Burkett’s experiences abroad were much more authentic than those of a typical tourist, but being ingrained in foreign cultures meant seeing the bad as well as the good.
The sadder side of life abroad was most apparent during his time spent in South Korea, where Burkett said he witnessed a culture full of young people suffering from a fear of being alone.
According to World Health Organization data, South Korea has the sixth-highest suicide rate in the world. A number of social, economic and educational factors are to blame, including the pressure for students to do well in school, unemployment and more.
“On the subways in Seoul, they have barriers up because too many people were jumping in front of the train,” Burkett said.
Other types of barriers existed within South Korea, and the biggest one of all was also perhaps the most difficult to see.
According to Burkett, the phenomenon of an always-connected culture has made people of all cultures and backgrounds both more together and more alone than ever before.
“Everything is wired. I’ve seen girls texting so much that they would just run into a wall,” Burkett continued.
Burkett has since traded the lively hustle and bustle of densely-populated South Korean streets for the nighttime sounds of crickets, coyotes and — just as often — nothing at all.
Being back home in Butler County for the past year has been a difficult adjustment, but one well worth the effort due to the lessons he’s learned abroad.
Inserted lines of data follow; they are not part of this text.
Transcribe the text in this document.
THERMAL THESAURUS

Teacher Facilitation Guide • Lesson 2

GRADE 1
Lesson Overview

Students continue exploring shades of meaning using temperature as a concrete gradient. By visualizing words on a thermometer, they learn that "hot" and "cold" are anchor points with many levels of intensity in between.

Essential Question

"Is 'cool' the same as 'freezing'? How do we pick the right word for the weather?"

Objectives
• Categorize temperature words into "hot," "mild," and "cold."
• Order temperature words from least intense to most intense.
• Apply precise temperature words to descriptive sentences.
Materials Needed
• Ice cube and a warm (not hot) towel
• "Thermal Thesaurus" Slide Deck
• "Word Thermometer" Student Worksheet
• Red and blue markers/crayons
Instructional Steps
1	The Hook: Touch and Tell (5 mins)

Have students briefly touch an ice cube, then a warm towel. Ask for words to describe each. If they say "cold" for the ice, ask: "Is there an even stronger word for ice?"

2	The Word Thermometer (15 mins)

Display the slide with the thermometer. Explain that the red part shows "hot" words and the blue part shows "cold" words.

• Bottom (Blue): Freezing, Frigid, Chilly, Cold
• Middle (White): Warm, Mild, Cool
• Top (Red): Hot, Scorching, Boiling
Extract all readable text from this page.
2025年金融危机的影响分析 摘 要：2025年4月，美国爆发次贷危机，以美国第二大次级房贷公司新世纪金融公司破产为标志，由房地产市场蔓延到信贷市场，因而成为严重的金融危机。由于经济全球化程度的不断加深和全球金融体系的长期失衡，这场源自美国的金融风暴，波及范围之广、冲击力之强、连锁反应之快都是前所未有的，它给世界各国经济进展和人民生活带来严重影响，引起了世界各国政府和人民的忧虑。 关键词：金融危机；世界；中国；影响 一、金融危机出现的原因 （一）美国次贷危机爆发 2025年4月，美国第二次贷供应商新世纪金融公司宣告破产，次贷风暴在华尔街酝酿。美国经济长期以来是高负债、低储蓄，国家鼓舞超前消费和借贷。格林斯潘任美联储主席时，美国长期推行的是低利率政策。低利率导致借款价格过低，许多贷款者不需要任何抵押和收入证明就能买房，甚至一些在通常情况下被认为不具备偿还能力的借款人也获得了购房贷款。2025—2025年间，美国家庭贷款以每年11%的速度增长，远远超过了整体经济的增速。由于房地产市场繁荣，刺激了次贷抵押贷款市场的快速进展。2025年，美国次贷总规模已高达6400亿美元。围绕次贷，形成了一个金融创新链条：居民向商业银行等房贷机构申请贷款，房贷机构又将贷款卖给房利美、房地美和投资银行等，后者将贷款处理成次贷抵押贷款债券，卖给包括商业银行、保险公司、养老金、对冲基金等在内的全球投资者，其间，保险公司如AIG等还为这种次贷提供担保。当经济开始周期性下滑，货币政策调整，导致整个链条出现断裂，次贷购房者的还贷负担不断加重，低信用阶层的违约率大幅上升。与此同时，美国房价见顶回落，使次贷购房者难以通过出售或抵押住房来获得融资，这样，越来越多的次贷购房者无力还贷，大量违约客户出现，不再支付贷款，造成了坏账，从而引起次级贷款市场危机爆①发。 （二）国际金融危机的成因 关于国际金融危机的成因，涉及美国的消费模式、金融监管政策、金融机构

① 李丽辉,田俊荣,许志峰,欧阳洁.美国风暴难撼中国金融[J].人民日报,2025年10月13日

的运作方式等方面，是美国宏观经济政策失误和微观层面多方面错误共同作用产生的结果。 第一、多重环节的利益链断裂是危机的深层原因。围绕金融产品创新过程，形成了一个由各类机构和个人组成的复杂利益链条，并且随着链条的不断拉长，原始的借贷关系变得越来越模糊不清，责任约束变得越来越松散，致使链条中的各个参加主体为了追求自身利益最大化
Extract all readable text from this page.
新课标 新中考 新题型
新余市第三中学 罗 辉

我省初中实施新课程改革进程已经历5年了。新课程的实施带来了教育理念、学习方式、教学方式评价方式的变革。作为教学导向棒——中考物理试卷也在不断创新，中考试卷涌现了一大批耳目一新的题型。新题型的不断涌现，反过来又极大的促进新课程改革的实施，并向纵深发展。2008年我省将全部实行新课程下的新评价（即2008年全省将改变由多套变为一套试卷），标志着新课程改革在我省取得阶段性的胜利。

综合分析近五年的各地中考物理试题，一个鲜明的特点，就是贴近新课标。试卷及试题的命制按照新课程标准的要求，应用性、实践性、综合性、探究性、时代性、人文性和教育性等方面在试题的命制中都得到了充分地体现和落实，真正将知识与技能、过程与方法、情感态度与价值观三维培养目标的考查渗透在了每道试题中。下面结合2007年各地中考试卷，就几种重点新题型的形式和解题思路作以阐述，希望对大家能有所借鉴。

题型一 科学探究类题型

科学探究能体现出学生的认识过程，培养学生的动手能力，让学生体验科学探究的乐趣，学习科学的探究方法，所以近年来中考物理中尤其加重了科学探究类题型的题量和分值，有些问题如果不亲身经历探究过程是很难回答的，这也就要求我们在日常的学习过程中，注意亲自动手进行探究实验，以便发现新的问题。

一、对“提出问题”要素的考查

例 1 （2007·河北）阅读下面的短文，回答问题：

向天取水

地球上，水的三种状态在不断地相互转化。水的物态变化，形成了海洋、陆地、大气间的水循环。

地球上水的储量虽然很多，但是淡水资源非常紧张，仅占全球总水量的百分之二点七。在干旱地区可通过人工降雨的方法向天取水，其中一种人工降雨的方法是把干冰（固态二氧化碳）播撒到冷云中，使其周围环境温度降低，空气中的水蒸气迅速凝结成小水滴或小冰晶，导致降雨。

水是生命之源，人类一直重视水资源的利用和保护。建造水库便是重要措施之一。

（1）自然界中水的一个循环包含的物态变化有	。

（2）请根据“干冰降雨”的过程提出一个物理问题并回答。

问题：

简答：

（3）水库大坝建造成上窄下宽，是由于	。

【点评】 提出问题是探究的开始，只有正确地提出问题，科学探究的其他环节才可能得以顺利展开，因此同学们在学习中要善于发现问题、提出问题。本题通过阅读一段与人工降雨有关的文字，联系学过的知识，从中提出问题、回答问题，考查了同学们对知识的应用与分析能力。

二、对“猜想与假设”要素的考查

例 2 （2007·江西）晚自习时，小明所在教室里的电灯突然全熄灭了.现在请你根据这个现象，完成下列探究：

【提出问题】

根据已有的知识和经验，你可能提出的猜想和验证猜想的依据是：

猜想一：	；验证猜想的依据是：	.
“One thing you can’t do is judge,” Burkett said. “Korea is so crowded, and a sauna is a place you can go that’s private. It’s like a coffee shop; you pay not for the coffee, but to sit and talk privately. Here, you would take your son to the barbershop or hunting. But there, it’s to the sauna. I like the openness of what they have.
“Over there, you need them and they need you in some way. Here, you don’t really need someone because we have a lot. We don’t need food, we don’t need directions; there, you do. And the friendships that you develop are so much stronger.”